Par contre, M. Diamant qui, jusqu’à cette époque, avait paru ignorer l’existence de Charibot, le saluait maintenant avec un mince sourire oblique, en fixant sur lui le regard muet qui unit deux complices ; et, quand Mathilde passait, il s’inclinait cérémonieusement, comme il savait le faire lorsqu’il susurrait à la mariée, durant un festin nuptial : « Château-Yquem ? ou : « Romanée-Conti ?… »

Mathilde lui trouvait une face d’assassin.

— Voyez cour d’assises… séance à huis clos ! avait-elle déclaré à Charibot.

Mais, comme le maître d’hôtel lui faisait peur, elle se montrait aimable envers lui, et la haine de Mme Diamant s’en aiguisait.
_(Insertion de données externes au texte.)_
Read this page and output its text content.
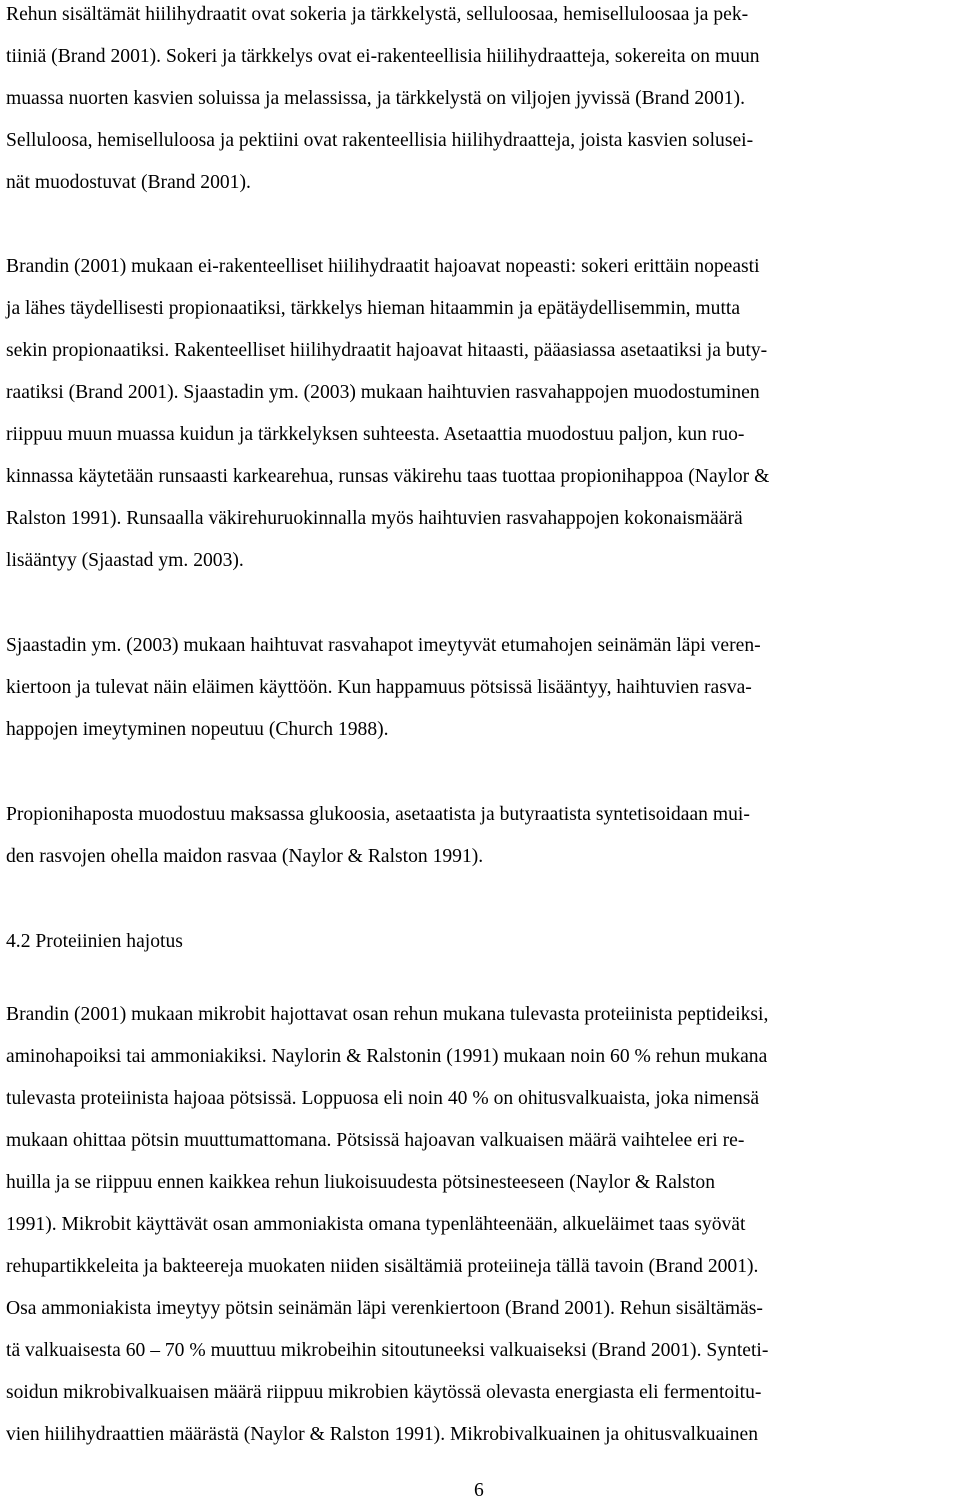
Rehun sisältämät hiilihydraatit ovat sokeria ja tärkkelystä, selluloosaa, hemiselluloosaa ja pek-
tiiniä (Brand 2001). Sokeri ja tärkkelys ovat ei-rakenteellisia hiilihydraatteja, sokereita on muun
muassa nuorten kasvien soluissa ja melassissa, ja tärkkelystä on viljojen jyvissä (Brand 2001).
Selluloosa, hemiselluloosa ja pektiini ovat rakenteellisia hiilihydraatteja, joista kasvien solusei-
nät muodostuvat (Brand 2001).
Brandin (2001) mukaan ei-rakenteelliset hiilihydraatit hajoavat nopeasti: sokeri erittäin nopeasti
ja lähes täydellisesti propionaatiksi, tärkkelys hieman hitaammin ja epätäydellisemmin, mutta
sekin propionaatiksi. Rakenteelliset hiilihydraatit hajoavat hitaasti, pääasiassa asetaatiksi ja buty-
raatiksi (Brand 2001). Sjaastadin ym. (2003) mukaan haihtuvien rasvahappojen muodostuminen
riippuu muun muassa kuidun ja tärkkelyksen suhteesta. Asetaattia muodostuu paljon, kun ruo-
kinnassa käytetään runsaasti karkearehua, runsas väkirehu taas tuottaa propionihappoa (Naylor &
Ralston 1991). Runsaalla väkirehuruokinnalla myös haihtuvien rasvahappojen kokonaismäärä
lisääntyy (Sjaastad ym. 2003).
Sjaastadin ym. (2003) mukaan haihtuvat rasvahapot imeytyvät etumahojen seinämän läpi veren-
kiertoon ja tulevat näin eläimen käyttöön. Kun happamuus pötsissä lisääntyy, haihtuvien rasva-
happojen imeytyminen nopeutuu (Church 1988).
Propionihaposta muodostuu maksassa glukoosia, asetaatista ja butyraatista syntetisoidaan mui-
den rasvojen ohella maidon rasvaa (Naylor & Ralston 1991).
4.2 Proteiinien hajotus
Brandin (2001) mukaan mikrobit hajottavat osan rehun mukana tulevasta proteiinista peptideiksi,
aminohapoiksi tai ammoniakiksi. Naylorin & Ralstonin (1991) mukaan noin 60 % rehun mukana
tulevasta proteiinista hajoaa pötsissä. Loppuosa eli noin 40 % on ohitusvalkuaista, joka nimensä
mukaan ohittaa pötsin muuttumattomana. Pötsissä hajoavan valkuaisen määrä vaihtelee eri re-
huilla ja se riippuu ennen kaikkea rehun liukoisuudesta pötsinesteeseen (Naylor & Ralston
1991). Mikrobit käyttävät osan ammoniakista omana typenlähteenään, alkueläimet taas syövät
rehupartikkeleita ja bakteereja muokaten niiden sisältämiä proteiineja tällä tavoin (Brand 2001).
Osa ammoniakista imeytyy pötsin seinämän läpi verenkiertoon (Brand 2001). Rehun sisältämäs-
tä valkuaisesta 60 – 70 % muuttuu mikrobeihin sitoutuneeksi valkuaiseksi (Brand 2001). Synteti-
soidun mikrobivalkuaisen määrä riippuu mikrobien käytössä olevasta energiasta eli fermentoitu-
vien hiilihydraattien määrästä (Naylor & Ralston 1991). Mikrobivalkuainen ja ohitusvalkuainen
6
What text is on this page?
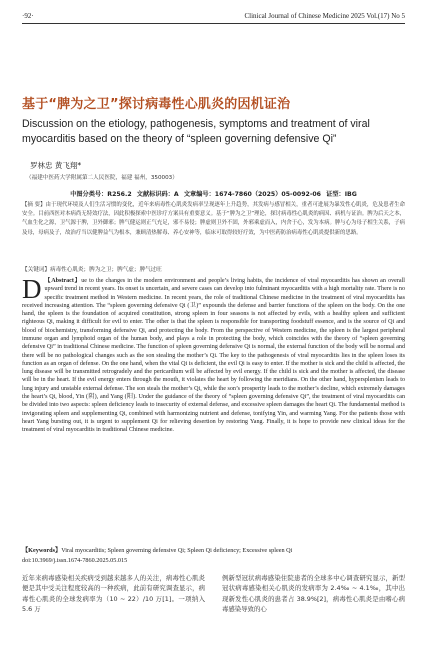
·92·	Clinical Journal of Chinese Medicine 2025 Vol.(17) No 5
基于“脾为之卫”探讨病毒性心肌炎的因机证治
Discussion on the etiology, pathogenesis, symptoms and treatment of viral myocarditis based on the theory of “spleen governing defensive Qi”
罗林忠 黄飞翔*
（福建中医药大学附属第二人民医院，福建 福州，350003）
中图分类号：R256.2 文献标识码：A 文章编号：1674-7860（2025）05-0092-06 证型：IBG
【摘 要】由于现代环境及人们生活习惯的变化，近年来病毒性心肌炎发病率呈现逐年上升趋势，其发病与感冒相关，重者可进展为暴发性心肌炎，危及患者生命安全。目前西医对本病尚无特效疗法，因此积极探索中医诊疗方案具有重要意义。基于“脾为之卫”理论，探讨病毒性心肌炎的病因、病机与证治。脾为后天之本，气血生化之源，卫气源于脾，卫外御邪；脾气健运则正气充足，邪不易侵；脾虚则卫外不固，外邪乘虚而入，内舍于心，发为本病。脾与心为母子相生关系，子病及母，母病及子，故治疗当以健脾益气为根本，兼顾清热解毒、养心安神等，临床可取得较好疗效，为中医药防治病毒性心肌炎提供新的思路。
【关键词】病毒性心肌炎；脾为之卫；脾气虚；脾气过旺
D 【Abstract】ue to the changes in the modern environment and people’s living habits, the incidence of viral myocarditis has shown an overall upward trend in recent years. Its onset is uncertain, and severe cases can develop into fulminant myocarditis with a high mortality rate. There is no specific treatment method in Western medicine. In recent years, the role of traditional Chinese medicine in the treatment of viral myocarditis has received increasing attention. The “spleen governing defensive Qi (卫)” expounds the defense and barrier functions of the spleen on the body. On the one hand, the spleen is the foundation of acquired constitution, strong spleen in four seasons is not affected by evils, with a healthy spleen and sufficient righteous Qi, making it difficult for evil to enter. The other is that the spleen is responsible for transporting foodstuff essence, and is the source of Qi and blood of biochemistry, transforming defensive Qi, and protecting the body. From the perspective of Western medicine, the spleen is the largest peripheral immune organ and lymphoid organ of the human body, and plays a role in protecting the body, which coincides with the theory of “spleen governing defensive Qi” in traditional Chinese medicine. The function of spleen governing defensive Qi is normal, the external function of the body will be normal and there will be no pathological changes such as the son stealing the mother’s Qi. The key to the pathogenesis of viral myocarditis lies in the spleen loses its function as an organ of defense. On the one hand, when the vital Qi is deficient, the evil Qi is easy to enter. If the mother is sick and the child is affected, the lung disease will be transmitted retrogradely and the pericardium will be affected by evil energy. If the child is sick and the mother is affected, the disease will be in the heart. If the evil energy enters through the mouth, it violates the heart by following the meridians. On the other hand, hypersplenism leads to lung injury and unstable external defense. The son steals the mother’s Qi, while the son’s prosperity leads to the mother’s decline, which extremely damages the heart’s Qi, blood, Yin (阴), and Yang (阳). Under the guidance of the theory of “spleen governing defensive Qi”, the treatment of viral myocarditis can be divided into two aspects: spleen deficiency leads to insecurity of external defense, and excessive spleen damages the heart Qi. The fundamental method is invigorating spleen and supplementing Qi, combined with harmonizing nutrient and defense, tonifying Yin, and warming Yang. For the patients those with heart Yang bursting out, it is urgent to supplement Qi for relieving desertion by restoring Yang. Finally, it is hope to provide new clinical ideas for the treatment of viral myocarditis in traditional Chinese medicine.
【Keywords】Viral myocarditis; Spleen governing defensive Qi; Spleen Qi deficiency; Excessive spleen Qi
doi:10.3969/j.issn.1674-7860.2025.05.015
近年来病毒感染相关疾病受到越来越多人的关注，病毒性心肌炎便是其中受关注程度较高的一种疾病，此前有研究调查显示，病毒性心肌炎的全球发病率为（10 ~ 22）/10 万[1]。一项纳入 5.6 万
例新型冠状病毒感染住院患者的全球多中心调查研究显示，新型冠状病毒感染相关心肌炎的发病率为 2.4‰ ~ 4.1‰，其中出现新发性心肌炎的患者占 38.9%[2]，病毒性心肌炎是由嗜心病毒感染导致的心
— Pensez-vous !… Cette roulure qui fait de l’œil à mon mari !… Ah ! elle aime les vieux, celle-là !… On lui en donnera, oui !… Ce n’est pas parce qu’on se dit ses vérités, Diamant et moi, et qu’elle nous a vus un jour nous flanquer des calottes, qu’il faut qu’elle s’imagine !… Mon mari est mon mari, et je saurai le garder !

M. Charibot avait également raconté son histoire à ses collègues de la librairie. Son ami Claustre lui avait bourré les côtes de coups de poing sympathiques.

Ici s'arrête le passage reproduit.